Les familles millénaires à Richmond font face à un marché à la fois plus compétitif et plus cher que Buffalo ou Cleveland, ajoutant une pression sur les prix en plus de la contrainte d'inventaire. La métropole a attiré de jeunes résidents et une activité économique, ce qui pousse les valeurs des maisons à la hausse même si les grandes maisons restent concentrées entre les mains des baby-boomers.

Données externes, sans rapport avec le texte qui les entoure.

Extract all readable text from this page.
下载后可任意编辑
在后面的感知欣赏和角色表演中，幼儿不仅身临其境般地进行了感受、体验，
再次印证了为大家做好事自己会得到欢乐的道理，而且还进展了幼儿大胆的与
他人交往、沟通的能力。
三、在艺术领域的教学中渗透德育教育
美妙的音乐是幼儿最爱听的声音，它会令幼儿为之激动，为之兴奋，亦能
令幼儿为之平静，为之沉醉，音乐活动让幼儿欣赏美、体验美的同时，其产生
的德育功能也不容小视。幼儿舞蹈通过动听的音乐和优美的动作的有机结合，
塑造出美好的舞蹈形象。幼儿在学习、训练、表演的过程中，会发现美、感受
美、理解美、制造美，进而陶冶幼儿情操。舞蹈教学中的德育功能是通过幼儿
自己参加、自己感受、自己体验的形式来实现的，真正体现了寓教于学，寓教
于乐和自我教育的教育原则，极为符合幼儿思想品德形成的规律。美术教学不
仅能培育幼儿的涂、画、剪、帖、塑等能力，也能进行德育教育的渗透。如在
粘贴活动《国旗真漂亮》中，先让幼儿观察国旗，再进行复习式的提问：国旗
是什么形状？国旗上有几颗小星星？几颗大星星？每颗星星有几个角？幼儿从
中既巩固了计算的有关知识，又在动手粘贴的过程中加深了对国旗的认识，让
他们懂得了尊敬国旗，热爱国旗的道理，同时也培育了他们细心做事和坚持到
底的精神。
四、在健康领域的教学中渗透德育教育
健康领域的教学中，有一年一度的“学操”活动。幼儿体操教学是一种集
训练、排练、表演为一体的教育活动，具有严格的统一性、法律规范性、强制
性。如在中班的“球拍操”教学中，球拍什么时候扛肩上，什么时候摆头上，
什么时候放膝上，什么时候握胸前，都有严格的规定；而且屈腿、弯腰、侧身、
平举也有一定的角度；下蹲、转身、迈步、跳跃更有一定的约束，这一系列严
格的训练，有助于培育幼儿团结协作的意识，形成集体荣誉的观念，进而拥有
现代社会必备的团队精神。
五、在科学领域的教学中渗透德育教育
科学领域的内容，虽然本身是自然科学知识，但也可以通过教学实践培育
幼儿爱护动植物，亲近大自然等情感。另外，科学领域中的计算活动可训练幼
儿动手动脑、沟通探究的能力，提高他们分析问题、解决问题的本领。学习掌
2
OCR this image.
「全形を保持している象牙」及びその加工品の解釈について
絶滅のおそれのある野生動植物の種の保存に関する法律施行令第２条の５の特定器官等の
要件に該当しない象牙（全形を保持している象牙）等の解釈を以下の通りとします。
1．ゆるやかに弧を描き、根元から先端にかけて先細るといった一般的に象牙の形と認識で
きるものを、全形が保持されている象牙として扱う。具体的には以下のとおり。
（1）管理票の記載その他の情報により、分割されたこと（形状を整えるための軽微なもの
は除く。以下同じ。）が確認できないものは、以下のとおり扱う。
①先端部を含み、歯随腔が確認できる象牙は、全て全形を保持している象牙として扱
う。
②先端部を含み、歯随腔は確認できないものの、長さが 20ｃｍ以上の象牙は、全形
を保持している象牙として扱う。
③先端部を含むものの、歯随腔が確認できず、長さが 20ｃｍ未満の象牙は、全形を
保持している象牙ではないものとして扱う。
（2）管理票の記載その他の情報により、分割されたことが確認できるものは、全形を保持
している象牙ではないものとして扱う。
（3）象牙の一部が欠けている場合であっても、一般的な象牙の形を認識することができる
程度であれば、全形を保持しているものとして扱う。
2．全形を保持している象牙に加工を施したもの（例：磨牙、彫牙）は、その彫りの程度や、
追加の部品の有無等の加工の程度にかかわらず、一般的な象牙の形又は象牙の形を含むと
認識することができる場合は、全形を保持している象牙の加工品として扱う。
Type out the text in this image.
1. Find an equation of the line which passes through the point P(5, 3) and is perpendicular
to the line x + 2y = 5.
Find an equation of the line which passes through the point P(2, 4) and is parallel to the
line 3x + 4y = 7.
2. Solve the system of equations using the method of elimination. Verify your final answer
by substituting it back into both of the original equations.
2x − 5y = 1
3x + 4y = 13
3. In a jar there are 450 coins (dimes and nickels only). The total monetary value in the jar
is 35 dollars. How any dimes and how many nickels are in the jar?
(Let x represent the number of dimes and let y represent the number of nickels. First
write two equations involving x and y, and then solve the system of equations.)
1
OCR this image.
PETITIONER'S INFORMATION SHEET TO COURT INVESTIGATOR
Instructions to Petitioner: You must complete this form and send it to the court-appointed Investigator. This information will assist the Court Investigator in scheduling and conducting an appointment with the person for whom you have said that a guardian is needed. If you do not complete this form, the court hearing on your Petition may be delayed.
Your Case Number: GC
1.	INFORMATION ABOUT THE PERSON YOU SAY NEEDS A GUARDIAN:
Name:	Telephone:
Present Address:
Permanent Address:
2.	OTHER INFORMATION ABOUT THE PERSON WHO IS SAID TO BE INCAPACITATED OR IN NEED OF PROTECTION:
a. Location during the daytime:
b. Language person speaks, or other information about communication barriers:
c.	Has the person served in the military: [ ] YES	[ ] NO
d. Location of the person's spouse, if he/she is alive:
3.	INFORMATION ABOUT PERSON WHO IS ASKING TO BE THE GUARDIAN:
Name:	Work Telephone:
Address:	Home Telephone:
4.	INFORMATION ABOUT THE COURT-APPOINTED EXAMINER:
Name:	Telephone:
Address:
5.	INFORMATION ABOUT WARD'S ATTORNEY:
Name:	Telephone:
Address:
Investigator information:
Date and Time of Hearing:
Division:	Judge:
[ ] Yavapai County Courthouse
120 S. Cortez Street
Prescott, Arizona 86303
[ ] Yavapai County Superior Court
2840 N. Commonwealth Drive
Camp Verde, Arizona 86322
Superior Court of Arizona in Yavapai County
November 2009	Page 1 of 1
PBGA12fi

Des prix plus élevés rendent la barrière de l'acompte plus raide et le coût mensuel d'une grande maison nouvellement achetée plus difficile à absorber.
La tendance décennale identifiée par Redfin au niveau national — où la propriété de grandes maisons par les millénaires a augmenté de 4,9 % à 15,7 % principalement en absorbant des maisons libérées par la génération silencieuse, pas des actifs libérés par les baby-boomers — indique que les millénaires de Richmond ont gagné du terrain par attrition générationnelle, sans changement significatif dans le comportement des baby-boomers entraînant ce changement. Les baby-boomers à Richmond, comme à Memphis, Cleveland, Pittsburgh et Buffalo, ont conservé leur part de maisons familiales avec une constance notable. L'inventaire dont ont besoin les jeunes familles existe. Il est occupé.